The Creation of Adam, Michelangelo's work in the Sistine Chapel.

The High Renaissance is a rather subjective art term denoting the culmination of the Italian Renaissance art between 1500 and 1525.

The High Renaissance painting is generally held to have been born in the late 1490s, when Leonardo da Vinci executed his Last Supper in Milan. The style was introduced to architecture by Donato Bramante who in 1502 built the Tempietto, with its majestic proportions signifying the full-scale revival of ancient Roman architecture. The High Renaissance sculpture, as exemplified by Michelangelo's Pietà and David, is characterized by the ideal balance between statics and movement. The serene mood and luminous colours of Giorgione and young Titian exemplify the High Renaissance in Venice.

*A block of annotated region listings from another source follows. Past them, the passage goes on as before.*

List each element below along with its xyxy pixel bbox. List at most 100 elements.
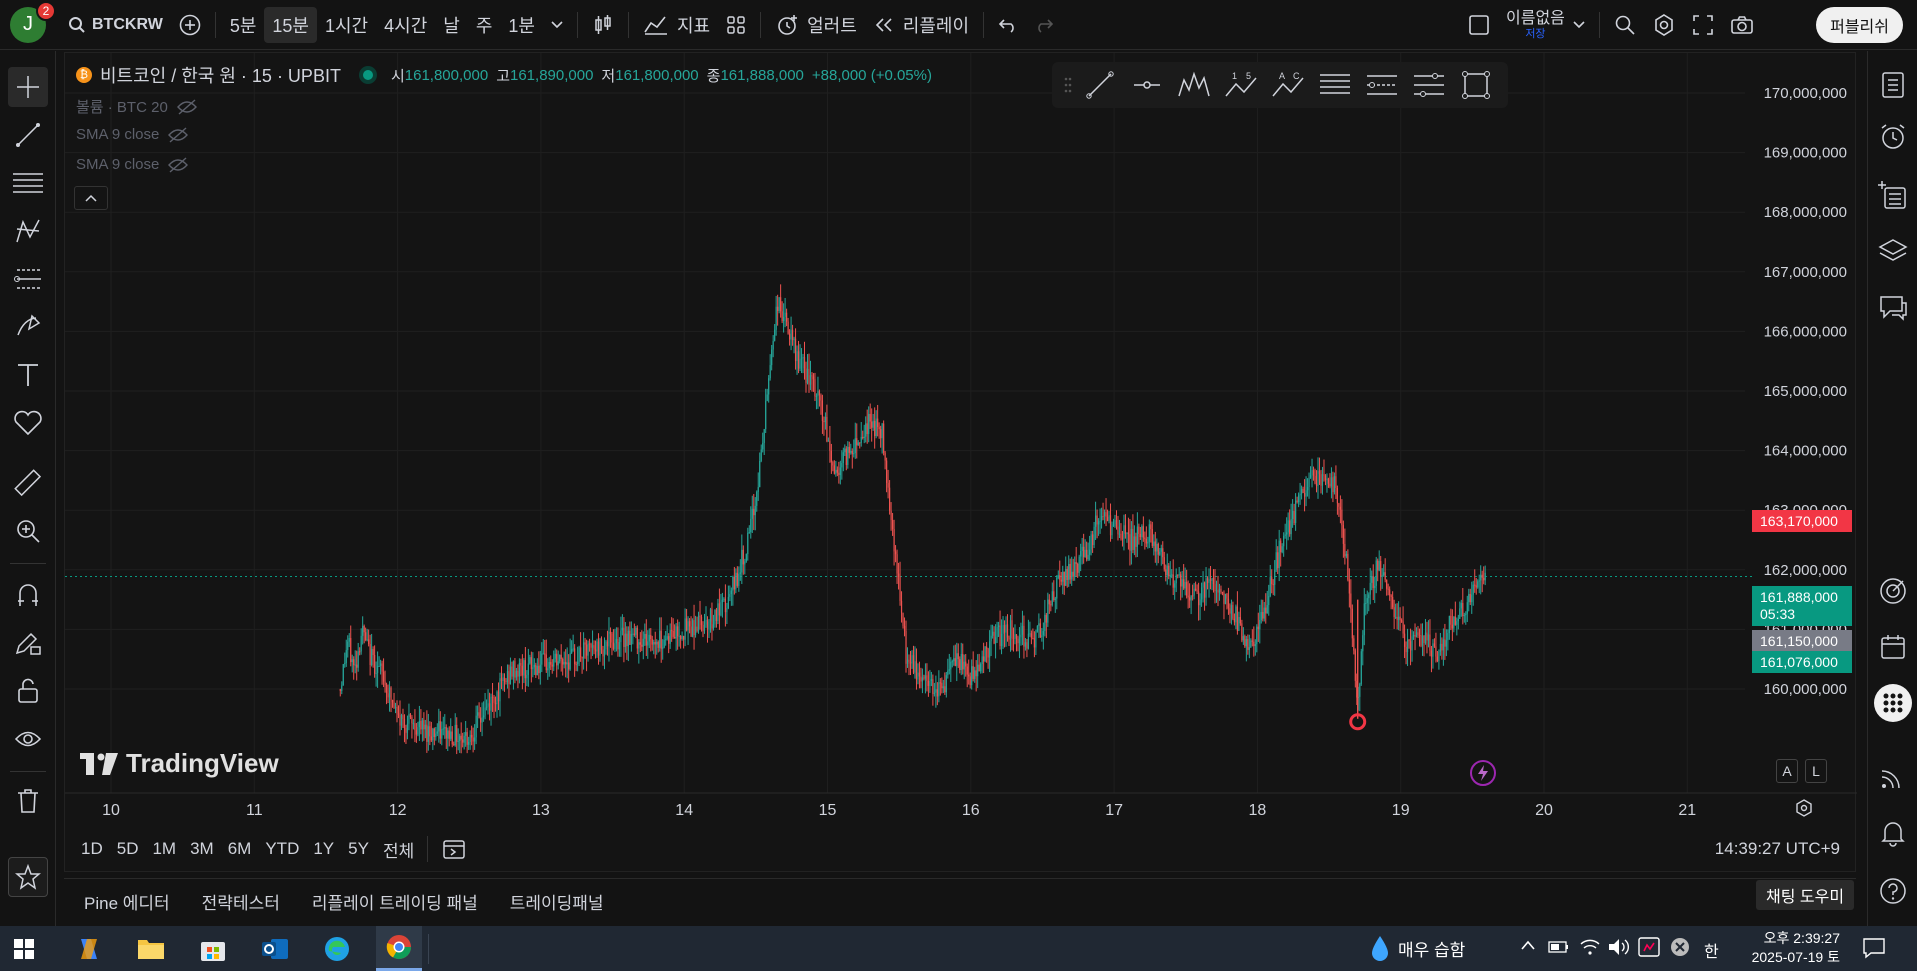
layers-button[interactable] — [1873, 231, 1913, 271]
streams-button[interactable] — [1873, 757, 1913, 797]
products-button[interactable] — [1873, 683, 1913, 723]
range-3m[interactable]: 3M — [190, 839, 214, 858]
notifications-button[interactable] — [1873, 813, 1913, 853]
lightning-marker[interactable] — [1470, 760, 1496, 786]
taskbar-edge[interactable] — [314, 926, 360, 971]
chart-type-button[interactable] — [584, 7, 622, 43]
replay-button[interactable]: 리플레이 — [865, 7, 977, 43]
interval-day[interactable]: 날 — [443, 15, 460, 36]
favorites-tool[interactable] — [8, 857, 48, 897]
taskbar-copilot[interactable] — [66, 926, 112, 971]
tab-pine-editor[interactable]: Pine 에디터 — [84, 894, 170, 913]
sma-legend-2[interactable]: SMA 9 close — [76, 156, 189, 173]
range-all[interactable]: 전체 — [382, 841, 415, 861]
calendar-button[interactable] — [1873, 627, 1913, 667]
layout-dropdown[interactable] — [1565, 7, 1593, 43]
range-6m[interactable]: 6M — [227, 839, 252, 858]
brush-tool[interactable] — [8, 307, 48, 347]
auto-scale-button[interactable]: A — [1776, 759, 1798, 783]
collapse-legend-button[interactable] — [74, 186, 108, 210]
taskbar-store[interactable] — [190, 926, 236, 971]
notification-center[interactable] — [1862, 937, 1886, 964]
range-5d[interactable]: 5D — [116, 839, 139, 858]
remove-drawings-tool[interactable] — [8, 781, 48, 821]
taskbar-chrome[interactable] — [376, 926, 422, 971]
range-1d[interactable]: 1D — [81, 839, 103, 858]
tab-replay-trading[interactable]: 리플레이 트레이딩 패널 — [311, 894, 478, 913]
screenshot-button[interactable] — [1722, 7, 1762, 43]
price-chart[interactable]: 170,000,000 169,000,000 168,000,000 167,000… — [65, 53, 1857, 823]
fib-tool[interactable] — [8, 163, 48, 203]
axis-settings-button[interactable] — [1793, 797, 1815, 819]
interval-week[interactable]: 주 — [475, 15, 493, 36]
symbol-search[interactable]: BTCKRW — [60, 7, 171, 43]
stay-drawing-tool[interactable] — [8, 623, 48, 663]
interval-1m[interactable]: 1분 — [508, 15, 535, 36]
symbol-title[interactable]: 비트코인 / 한국 원 · 15 · UPBIT — [100, 66, 341, 86]
weather-widget[interactable]: 매우 습함 — [1370, 934, 1465, 962]
icon-tool[interactable] — [8, 403, 48, 443]
avatar[interactable]: J 2 — [10, 0, 56, 43]
tray-battery[interactable] — [1548, 940, 1570, 959]
tab-strategy-tester[interactable]: 전략테스터 — [201, 894, 280, 913]
publish-button[interactable]: 퍼블리쉬 — [1816, 7, 1903, 43]
taskbar-outlook[interactable] — [252, 926, 298, 971]
ftool-channel[interactable] — [1358, 72, 1405, 98]
range-1y[interactable]: 1Y — [313, 839, 335, 858]
trendline-tool[interactable] — [8, 115, 48, 155]
chart-pane[interactable]: 170,000,000 169,000,000 168,000,000 167,000… — [64, 52, 1857, 872]
interval-dropdown[interactable] — [543, 7, 571, 43]
drag-handle[interactable] — [1060, 76, 1076, 94]
range-5y[interactable]: 5Y — [348, 839, 369, 858]
redo-button[interactable] — [1026, 7, 1062, 43]
tray-chevron[interactable] — [1520, 938, 1536, 956]
pattern-tool[interactable] — [8, 211, 48, 251]
ftool-fib[interactable] — [1311, 72, 1358, 98]
fullscreen-button[interactable] — [1684, 7, 1722, 43]
log-scale-button[interactable]: L — [1805, 759, 1827, 783]
alerts-panel-button[interactable] — [1873, 117, 1913, 157]
ftool-projection[interactable] — [1405, 72, 1452, 98]
alert-button[interactable]: 얼러트 — [767, 7, 865, 43]
interval-5m[interactable]: 5분 — [229, 15, 257, 36]
text-tool[interactable] — [8, 355, 48, 395]
ftool-trendline[interactable] — [1076, 70, 1123, 100]
range-1m[interactable]: 1M — [152, 839, 177, 858]
tray-app[interactable] — [1638, 937, 1660, 962]
interval-15m[interactable]: 15분 — [264, 6, 317, 43]
add-symbol-button[interactable] — [171, 7, 209, 43]
help-button[interactable] — [1873, 871, 1913, 911]
lock-drawings-tool[interactable] — [8, 671, 48, 711]
layout-toggle[interactable] — [1460, 7, 1498, 43]
taskbar-clock[interactable]: 오후 2:39:27 2025-07-19 토 — [1740, 929, 1840, 967]
ftool-elliott[interactable] — [1170, 70, 1217, 100]
zoom-tool[interactable] — [8, 511, 48, 551]
ftool-rectangle[interactable] — [1452, 70, 1499, 100]
range-ytd[interactable]: YTD — [265, 839, 300, 858]
sma-legend-1[interactable]: SMA 9 close — [76, 126, 189, 143]
interval-1h[interactable]: 1시간 — [324, 15, 369, 36]
hide-drawings-tool[interactable] — [8, 719, 48, 759]
volume-legend[interactable]: 볼륨 · BTC 20 — [76, 96, 198, 117]
crosshair-tool[interactable] — [8, 67, 48, 107]
indicators-button[interactable]: 지표 — [635, 7, 718, 43]
layout-name-block[interactable]: 이름없음 저장 — [1506, 10, 1565, 40]
watchlist-button[interactable] — [1873, 65, 1913, 105]
settings-button[interactable] — [1644, 7, 1684, 43]
start-button[interactable] — [0, 926, 48, 971]
undo-button[interactable] — [990, 7, 1026, 43]
hotlists-button[interactable] — [1873, 571, 1913, 611]
tab-trading-panel[interactable]: 트레이딩패널 — [509, 894, 604, 913]
chats-button[interactable] — [1873, 287, 1913, 327]
measure-tool[interactable] — [8, 463, 48, 503]
object-tree-button[interactable] — [1873, 175, 1913, 215]
tray-volume[interactable] — [1608, 938, 1630, 961]
tray-network[interactable] — [1580, 938, 1600, 961]
goto-date-button[interactable] — [434, 831, 474, 867]
interval-4h[interactable]: 4시간 — [384, 15, 428, 36]
ftool-horizontal-ray[interactable] — [1123, 70, 1170, 100]
ime-indicator[interactable]: 한 — [1704, 944, 1719, 961]
tray-close[interactable] — [1670, 937, 1690, 962]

The High Renaissance is widely viewed as the greatest explosion of creative genius in history. Even relatively minor painters active during the period, such as Fra Bartolomeo and Mariotto Albertinelli, produced works remarkable for their perfect harmony and total control of the painterly mediums. In the late works of Raphael, Andrea del Sarto and Correggio the elongated proportions and exaggerated poses prefigure the nascent Mannerism, as the Late Renaissance is referred to in the history of art. Raphael's death in 1520 and the Sack of Rome (1527) spelled the end of the High Renaissance. In 1520, Cardinal Andrea della Valle built the Palazzo Valle (later renamed the Palazzo Valle-Capranica), one of the first collections of Roman antiquities from the High Renaissance.